A: Soon after independence Pakistan had staked a claim to archaeological objects left in India. We managed to get back the Fasting Buddha and the King Priest, but not the Dancing Girl. Although the two countries reached an agreement that they could exchange such entities till 1953, we were unable to get it back. I have tried hard to know about the reasons behind that complacence on the part of our officialdom, but no record is there to help me. We were so deficient in qualified manpower to run our archaeology department after Partition that a librarian with no required qualification was made its director general. However, we discuss this issue with our Indian counterparts whenever they meet us at international forums. But such attempts have turned out to be non-starters. The Sindh government planned to launch a campaign two years ago, but nothing has been heard of it since then.
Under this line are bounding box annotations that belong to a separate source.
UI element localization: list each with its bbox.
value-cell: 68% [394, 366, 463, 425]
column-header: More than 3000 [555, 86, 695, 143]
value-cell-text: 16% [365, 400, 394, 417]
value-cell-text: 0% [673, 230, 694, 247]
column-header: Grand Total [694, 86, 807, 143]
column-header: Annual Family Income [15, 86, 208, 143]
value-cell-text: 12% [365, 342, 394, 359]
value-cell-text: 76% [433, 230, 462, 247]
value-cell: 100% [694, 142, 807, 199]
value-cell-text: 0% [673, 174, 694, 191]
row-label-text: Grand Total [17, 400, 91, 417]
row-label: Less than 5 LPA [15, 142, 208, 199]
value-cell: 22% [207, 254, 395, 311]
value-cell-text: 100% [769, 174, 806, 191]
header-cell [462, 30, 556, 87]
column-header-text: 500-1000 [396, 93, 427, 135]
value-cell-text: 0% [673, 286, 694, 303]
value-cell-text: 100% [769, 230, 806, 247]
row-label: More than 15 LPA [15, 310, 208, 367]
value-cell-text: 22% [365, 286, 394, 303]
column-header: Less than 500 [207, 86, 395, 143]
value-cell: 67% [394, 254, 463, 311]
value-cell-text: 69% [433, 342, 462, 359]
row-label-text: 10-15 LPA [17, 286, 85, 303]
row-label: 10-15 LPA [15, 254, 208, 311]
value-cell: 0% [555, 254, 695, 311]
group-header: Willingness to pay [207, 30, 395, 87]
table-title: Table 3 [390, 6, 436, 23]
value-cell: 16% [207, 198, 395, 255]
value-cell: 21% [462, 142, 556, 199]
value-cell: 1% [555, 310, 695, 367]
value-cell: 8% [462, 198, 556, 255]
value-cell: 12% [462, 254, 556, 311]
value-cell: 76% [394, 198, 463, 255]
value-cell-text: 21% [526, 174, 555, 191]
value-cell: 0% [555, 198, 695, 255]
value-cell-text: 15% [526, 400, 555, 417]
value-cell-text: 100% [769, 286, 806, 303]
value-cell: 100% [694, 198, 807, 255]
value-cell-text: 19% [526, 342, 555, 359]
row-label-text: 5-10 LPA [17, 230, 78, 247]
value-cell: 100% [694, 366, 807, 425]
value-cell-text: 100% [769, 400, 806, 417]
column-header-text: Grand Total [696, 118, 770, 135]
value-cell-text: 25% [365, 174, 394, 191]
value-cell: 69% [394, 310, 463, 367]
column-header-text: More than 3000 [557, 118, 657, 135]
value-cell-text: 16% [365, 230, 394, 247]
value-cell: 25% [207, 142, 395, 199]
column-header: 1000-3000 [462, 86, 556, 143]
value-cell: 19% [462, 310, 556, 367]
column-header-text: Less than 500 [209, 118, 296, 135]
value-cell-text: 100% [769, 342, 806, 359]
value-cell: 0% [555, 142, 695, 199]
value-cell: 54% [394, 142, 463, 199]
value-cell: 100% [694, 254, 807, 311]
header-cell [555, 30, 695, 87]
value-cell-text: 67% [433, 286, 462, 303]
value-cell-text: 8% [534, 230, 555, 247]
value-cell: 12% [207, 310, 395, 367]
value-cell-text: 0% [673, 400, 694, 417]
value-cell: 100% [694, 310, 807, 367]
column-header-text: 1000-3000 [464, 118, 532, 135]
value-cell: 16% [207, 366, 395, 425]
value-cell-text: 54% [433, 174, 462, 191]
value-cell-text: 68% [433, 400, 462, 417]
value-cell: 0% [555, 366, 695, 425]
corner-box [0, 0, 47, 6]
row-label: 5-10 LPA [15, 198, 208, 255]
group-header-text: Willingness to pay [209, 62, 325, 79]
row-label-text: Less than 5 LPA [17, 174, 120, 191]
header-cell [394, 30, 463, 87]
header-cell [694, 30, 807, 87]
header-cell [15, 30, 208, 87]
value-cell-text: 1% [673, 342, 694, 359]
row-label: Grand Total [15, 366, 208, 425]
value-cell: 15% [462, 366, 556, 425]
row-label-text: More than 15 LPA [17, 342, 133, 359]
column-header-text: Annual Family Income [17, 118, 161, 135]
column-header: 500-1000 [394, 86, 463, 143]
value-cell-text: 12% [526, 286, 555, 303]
Q: Can we demand the return of the Dancing Girl when two countries are in a war mode?

A: Certainly it’s not possible these days. But we need months to prepare our case for presentation before Unesco. So we can launch our campaign when better days return. Then we should approach India over and over again. And when Unesco will be there to mediate, we should hope for the best. Hopefully, things will not get as messy as what happened when Prime Minister Z. A. Bhutto requested Britain to return Koh-i-Noor. India and Afghanistan also filed a claim, giving the British government good reason to retain possession.

Q: Did our leaders leave the Dancing Girl deliberately in India for religious reasons?

A: I don’t think so. I have met many people who held senior positions in the department in those days and they were all open-minded. They too would laugh at the turn our society took in the days of Gen Ziaul Haq and later.